On social media, under the hashtag #DisruptJ20, some activists are openly calling for violence—”non-peaceful Trump transition” is a familiar refrain. Carrefour wouldn’t say whether he condones or encourages demonstrators to use violence. “We’re just providing an infrastructure. I can’t comment on what anyone else is doing,” he said.

The infrastructure, he said, is things like housing for out-of-town activists and a forum for different groups to organize, as well as basic things like water and “a convergence space for people to meet up.”

The city and federal law enforcement officials are already preparing for what will likely be a chaotic day in D.C.—they’re expecting up to 30,000 protestors and will “plan accordingly,” according to local media outlets.

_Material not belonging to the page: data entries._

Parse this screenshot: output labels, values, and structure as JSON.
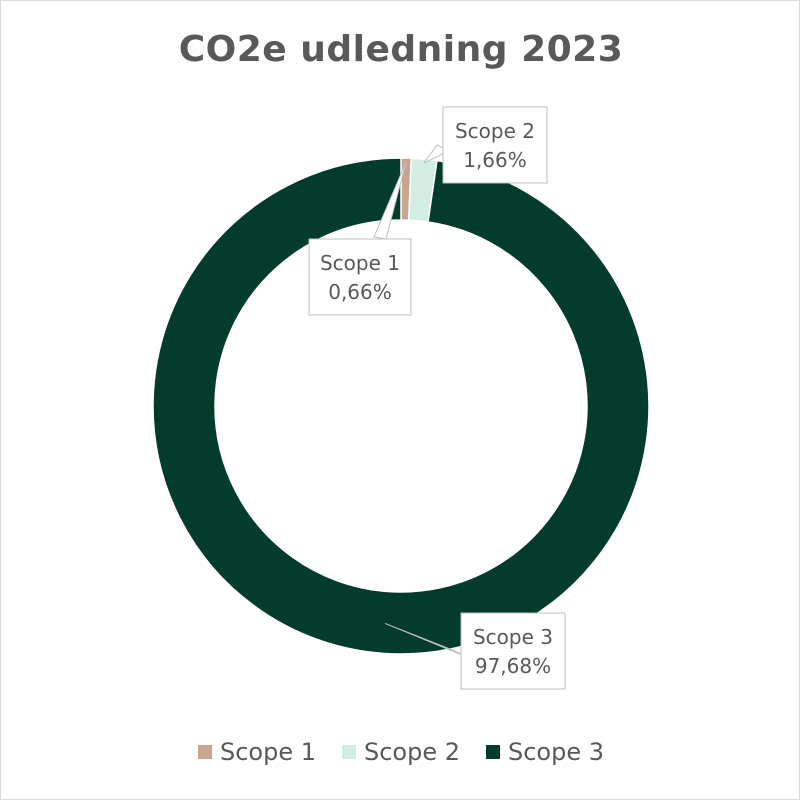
{
  "chart_data": {
    "type": "pie",
    "variant": "donut",
    "title": "CO2e udledning 2023",
    "categories": [
      "Scope 1",
      "Scope 2",
      "Scope 3"
    ],
    "values": [
      0.66,
      1.66,
      97.68
    ],
    "data_labels": [
      {
        "name": "Scope 1",
        "value": "0,66%"
      },
      {
        "name": "Scope 2",
        "value": "1,66%"
      },
      {
        "name": "Scope 3",
        "value": "97,68%"
      }
    ],
    "colors": [
      "#c9a48e",
      "#d3ede3",
      "#033c2d"
    ],
    "legend_position": "bottom"
  }
}
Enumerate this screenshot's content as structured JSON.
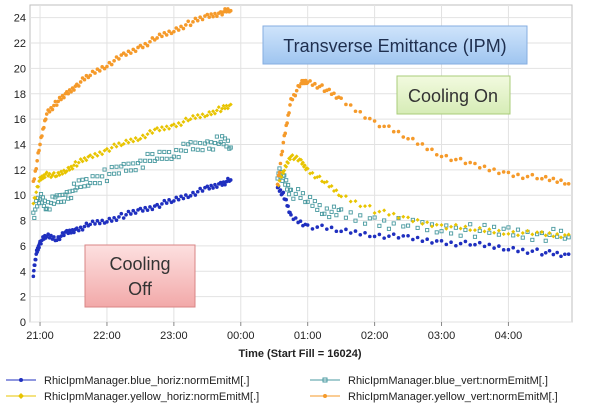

Sixteen different activist groups already have signed on under the DisruptJ20 umbrella, some of which have used violence and destruction of property in the past during other movements like Occupy Wall Street, or at Ku Klux Klan rallies. But nothing, said Carrefour, has sparked more outrage than the election of Donald Trump.

“In my 20 years of doing radical activism I’ve never seen an uprise, or a social unrest like I have with this,” he said. “And for good reason.”